Tony Blair appointed a royal commission on long-term care for the elderly in 1997. It reported two years later that “this is a complex issue and there are no easy solutions”. The commission, chaired by Stewart Sutherland, a distinguished philosopher, couldn’t achieve much consensus even among its members and suggested sharing the costs of care between the “taxpayer and individuals”.

But even in those less austere times, when growth delivered tax revenues for public spending increases, the Labour government chose not to spend significantly more on social care. There were good reasons for this – and they remain true today, despite the commission warning that Britain faced a “demographic time bomb”.

The fiscally explosive device was also ticking by the time David Cameron and Nick Clegg formed their coalition government in 2010, and they asked Andrew Dilnot, well versed in such matters, to look into it. The Dilnot report of 2012 remains the best piece of work yet completed, and even made it as far as a statute. But it is also one that six successive prime ministers chose not to activate.

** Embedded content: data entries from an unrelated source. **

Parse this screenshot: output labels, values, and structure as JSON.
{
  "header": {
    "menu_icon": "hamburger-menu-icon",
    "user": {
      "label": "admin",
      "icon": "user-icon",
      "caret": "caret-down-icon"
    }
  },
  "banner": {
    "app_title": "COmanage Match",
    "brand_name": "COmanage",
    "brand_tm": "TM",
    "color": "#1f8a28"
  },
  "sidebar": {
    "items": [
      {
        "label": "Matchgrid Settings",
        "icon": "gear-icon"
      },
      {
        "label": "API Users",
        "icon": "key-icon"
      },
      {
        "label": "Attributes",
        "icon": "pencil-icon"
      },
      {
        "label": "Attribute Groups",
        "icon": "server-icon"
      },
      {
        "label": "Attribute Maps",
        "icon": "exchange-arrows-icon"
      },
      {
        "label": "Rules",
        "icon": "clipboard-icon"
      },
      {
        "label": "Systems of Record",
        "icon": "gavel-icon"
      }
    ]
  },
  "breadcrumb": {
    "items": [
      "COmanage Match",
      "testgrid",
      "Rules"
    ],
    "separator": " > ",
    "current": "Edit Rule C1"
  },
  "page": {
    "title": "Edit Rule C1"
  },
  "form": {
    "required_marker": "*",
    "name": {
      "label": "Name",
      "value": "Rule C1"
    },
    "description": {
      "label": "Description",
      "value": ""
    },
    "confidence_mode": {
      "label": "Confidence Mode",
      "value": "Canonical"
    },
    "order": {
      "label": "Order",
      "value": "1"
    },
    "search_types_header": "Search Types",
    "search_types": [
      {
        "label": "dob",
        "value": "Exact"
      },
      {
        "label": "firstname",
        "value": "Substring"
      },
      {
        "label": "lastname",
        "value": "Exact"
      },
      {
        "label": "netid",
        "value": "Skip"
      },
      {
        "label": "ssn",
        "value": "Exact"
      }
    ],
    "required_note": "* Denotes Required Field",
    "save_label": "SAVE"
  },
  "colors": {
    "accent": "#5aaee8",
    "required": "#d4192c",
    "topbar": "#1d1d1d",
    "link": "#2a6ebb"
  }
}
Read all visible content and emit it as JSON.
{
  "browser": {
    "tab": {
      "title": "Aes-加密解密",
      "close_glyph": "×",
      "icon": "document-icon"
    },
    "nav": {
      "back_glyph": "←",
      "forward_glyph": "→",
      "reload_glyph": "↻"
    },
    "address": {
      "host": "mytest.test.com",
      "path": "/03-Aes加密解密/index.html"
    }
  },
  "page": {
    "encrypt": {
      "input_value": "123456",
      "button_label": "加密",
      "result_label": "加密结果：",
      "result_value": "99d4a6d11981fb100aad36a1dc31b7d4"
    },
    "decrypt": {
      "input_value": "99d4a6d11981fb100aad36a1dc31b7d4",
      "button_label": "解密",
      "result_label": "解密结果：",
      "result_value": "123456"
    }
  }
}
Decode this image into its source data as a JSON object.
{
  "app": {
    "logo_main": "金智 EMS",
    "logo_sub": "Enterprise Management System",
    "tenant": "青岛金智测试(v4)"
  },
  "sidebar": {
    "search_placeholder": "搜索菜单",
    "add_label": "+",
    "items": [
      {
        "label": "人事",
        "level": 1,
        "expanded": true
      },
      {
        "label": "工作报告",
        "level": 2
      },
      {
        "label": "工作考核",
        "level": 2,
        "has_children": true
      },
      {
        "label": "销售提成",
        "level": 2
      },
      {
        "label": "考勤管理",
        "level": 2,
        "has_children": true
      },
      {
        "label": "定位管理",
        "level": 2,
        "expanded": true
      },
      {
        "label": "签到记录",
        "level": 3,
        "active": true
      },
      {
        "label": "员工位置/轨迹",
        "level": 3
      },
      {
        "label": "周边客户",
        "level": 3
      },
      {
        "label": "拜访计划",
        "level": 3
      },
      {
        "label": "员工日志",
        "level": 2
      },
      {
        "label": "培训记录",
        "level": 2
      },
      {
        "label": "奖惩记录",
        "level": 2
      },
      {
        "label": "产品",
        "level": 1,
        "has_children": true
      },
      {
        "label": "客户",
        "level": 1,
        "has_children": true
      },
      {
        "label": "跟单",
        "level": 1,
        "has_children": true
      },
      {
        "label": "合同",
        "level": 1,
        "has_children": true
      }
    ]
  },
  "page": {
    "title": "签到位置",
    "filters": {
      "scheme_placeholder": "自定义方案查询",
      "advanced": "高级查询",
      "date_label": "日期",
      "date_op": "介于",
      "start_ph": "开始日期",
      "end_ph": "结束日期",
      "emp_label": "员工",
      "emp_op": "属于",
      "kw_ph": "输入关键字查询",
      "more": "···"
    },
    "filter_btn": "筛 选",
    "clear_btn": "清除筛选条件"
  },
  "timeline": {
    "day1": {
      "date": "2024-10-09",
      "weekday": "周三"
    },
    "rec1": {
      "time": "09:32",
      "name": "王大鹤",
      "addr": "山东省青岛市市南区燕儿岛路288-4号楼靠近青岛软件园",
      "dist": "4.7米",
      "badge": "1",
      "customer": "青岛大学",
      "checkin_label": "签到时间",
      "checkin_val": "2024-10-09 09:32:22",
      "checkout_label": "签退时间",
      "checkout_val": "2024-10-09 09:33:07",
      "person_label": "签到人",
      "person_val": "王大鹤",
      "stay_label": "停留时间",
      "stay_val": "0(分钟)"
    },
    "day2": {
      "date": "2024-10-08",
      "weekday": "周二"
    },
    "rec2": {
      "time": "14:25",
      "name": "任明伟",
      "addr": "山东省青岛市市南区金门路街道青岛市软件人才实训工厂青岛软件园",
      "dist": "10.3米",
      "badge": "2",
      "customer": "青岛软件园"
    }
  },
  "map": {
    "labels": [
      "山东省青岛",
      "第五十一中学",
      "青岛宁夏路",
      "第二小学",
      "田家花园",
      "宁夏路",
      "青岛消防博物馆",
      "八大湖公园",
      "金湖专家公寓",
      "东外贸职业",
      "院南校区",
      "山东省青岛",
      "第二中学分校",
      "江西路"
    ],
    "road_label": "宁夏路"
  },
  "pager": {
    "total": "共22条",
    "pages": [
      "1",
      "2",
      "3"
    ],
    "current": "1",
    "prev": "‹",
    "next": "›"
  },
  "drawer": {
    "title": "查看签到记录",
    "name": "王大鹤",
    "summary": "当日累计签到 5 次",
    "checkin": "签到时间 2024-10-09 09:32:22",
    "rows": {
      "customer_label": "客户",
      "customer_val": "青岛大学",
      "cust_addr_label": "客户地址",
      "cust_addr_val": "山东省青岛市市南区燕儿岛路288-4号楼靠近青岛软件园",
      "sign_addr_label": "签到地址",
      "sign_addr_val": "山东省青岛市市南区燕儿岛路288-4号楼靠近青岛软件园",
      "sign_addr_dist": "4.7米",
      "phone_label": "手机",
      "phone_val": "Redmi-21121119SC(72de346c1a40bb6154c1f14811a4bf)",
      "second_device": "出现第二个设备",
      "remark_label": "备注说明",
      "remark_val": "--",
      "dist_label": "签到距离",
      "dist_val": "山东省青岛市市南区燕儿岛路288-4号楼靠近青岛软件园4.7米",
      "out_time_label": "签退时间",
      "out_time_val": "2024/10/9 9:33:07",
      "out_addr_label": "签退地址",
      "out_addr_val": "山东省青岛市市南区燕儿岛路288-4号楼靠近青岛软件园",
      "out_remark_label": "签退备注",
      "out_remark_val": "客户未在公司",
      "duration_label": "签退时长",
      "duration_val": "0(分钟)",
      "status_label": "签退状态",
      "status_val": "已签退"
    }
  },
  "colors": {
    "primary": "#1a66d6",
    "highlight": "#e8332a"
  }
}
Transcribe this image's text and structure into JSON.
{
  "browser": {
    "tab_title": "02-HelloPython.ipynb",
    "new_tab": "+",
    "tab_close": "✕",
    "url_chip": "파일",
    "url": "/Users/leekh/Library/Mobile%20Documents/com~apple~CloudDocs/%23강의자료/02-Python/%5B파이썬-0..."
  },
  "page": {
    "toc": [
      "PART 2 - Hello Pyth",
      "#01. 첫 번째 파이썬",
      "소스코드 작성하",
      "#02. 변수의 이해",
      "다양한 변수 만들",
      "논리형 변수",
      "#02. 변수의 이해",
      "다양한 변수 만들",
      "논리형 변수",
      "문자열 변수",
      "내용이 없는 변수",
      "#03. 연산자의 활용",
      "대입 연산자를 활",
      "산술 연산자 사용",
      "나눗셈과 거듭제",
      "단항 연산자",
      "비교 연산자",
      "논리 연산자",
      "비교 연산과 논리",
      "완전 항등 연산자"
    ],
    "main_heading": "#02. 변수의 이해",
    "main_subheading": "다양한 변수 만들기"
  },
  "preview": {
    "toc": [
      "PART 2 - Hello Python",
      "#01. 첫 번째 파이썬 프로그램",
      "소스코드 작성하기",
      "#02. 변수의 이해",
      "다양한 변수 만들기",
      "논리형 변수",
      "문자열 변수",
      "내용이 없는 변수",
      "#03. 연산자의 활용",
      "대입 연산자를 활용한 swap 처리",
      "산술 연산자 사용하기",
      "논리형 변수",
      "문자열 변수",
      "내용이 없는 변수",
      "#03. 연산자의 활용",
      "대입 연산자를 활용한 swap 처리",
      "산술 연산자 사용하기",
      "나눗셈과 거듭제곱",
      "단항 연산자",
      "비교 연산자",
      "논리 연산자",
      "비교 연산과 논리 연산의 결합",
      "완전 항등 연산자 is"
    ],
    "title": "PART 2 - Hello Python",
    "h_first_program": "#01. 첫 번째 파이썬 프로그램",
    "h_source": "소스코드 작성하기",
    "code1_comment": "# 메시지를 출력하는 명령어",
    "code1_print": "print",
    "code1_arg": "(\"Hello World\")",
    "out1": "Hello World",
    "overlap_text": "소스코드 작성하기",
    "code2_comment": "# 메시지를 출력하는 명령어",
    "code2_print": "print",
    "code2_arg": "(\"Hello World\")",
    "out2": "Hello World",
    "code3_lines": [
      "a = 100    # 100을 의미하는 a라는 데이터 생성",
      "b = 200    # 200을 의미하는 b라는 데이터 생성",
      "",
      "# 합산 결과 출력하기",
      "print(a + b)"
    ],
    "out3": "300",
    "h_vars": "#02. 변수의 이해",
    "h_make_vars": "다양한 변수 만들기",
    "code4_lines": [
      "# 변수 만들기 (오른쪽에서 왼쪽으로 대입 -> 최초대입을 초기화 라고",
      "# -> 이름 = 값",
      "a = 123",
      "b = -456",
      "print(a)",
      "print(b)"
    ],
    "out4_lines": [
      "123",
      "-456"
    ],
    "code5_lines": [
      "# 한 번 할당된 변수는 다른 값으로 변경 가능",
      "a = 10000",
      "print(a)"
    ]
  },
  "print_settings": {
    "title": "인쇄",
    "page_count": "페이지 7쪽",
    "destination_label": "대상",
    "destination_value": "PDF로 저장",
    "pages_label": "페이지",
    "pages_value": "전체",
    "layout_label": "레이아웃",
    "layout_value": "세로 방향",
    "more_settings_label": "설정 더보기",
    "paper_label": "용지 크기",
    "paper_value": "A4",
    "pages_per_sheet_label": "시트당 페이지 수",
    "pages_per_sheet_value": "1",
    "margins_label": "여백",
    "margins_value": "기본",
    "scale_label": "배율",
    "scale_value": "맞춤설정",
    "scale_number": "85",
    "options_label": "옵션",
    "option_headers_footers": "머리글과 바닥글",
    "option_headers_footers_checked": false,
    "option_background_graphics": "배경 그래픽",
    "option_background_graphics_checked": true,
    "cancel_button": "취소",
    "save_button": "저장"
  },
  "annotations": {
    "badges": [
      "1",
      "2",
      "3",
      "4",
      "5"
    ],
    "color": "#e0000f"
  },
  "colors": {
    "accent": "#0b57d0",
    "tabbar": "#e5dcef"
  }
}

Even the much-derided proposal that Theresa May put forward at the 2017 general election had more going for it than its nickname – “the dementia tax” – suggested. It was poorly researched, and clumsily presented, but as a rough compromise, leaving people with at least £100,000 of their assets and being able to settle the bills after death, so never having to be forced out of their own home, was a rough and ready line of social equity.

The problem with all of the proposals in recent decades is that they constituted compromises of one kind or another, and thus succeeded in alienating some section of public opinion, and its political agents. Given that raising taxes to fund comprehensive and universal social care for all is unacceptable on a variety of grounds, then a choice must be made as to who pays for what – and when.

The present division between the cost of “accommodation” and “nursing care”, with a means test attached, is itself a compromise that grew out of the Sutherland commission. But it is uncomfortable, illogical and messy. The idea of selling a family home to pay for long-term care remains repugnant, not least on the grounds of fairness. Why should someone of modest means be financially “penalised” for suffering a long death from dementia when their next-door neighbour in hospital with cancer would not? Or when their other neighbour can pass everything on after a sudden fatal heart attack?

The dilemmas facing Baroness Casey and her colleagues, therefore, will be formidable but nothing new – and she need not spend the next few years reinventing the social care “wheel”. The trade-offs have been thoroughly explored and the benefits of social insurance demonstrated in the Dilnot report. If all she manages to do is to bring it up to date and recruit some cross-party support for it, then she will have discharged her duties admirably.

It should not take as long as some are predicting, even if getting buy-in to the new scheme will take time and patience. We wish Baroness Casey and Mr Streeting well in their quest to fix social care; but all should also be prepared to consider the more modest, piecemeal and provisional solutions that have had to suffice thus far.

History suggests all too powerfully that electorally, rather than morally, there are always more important things for politicians to spend public money on than social care – however lofty their words.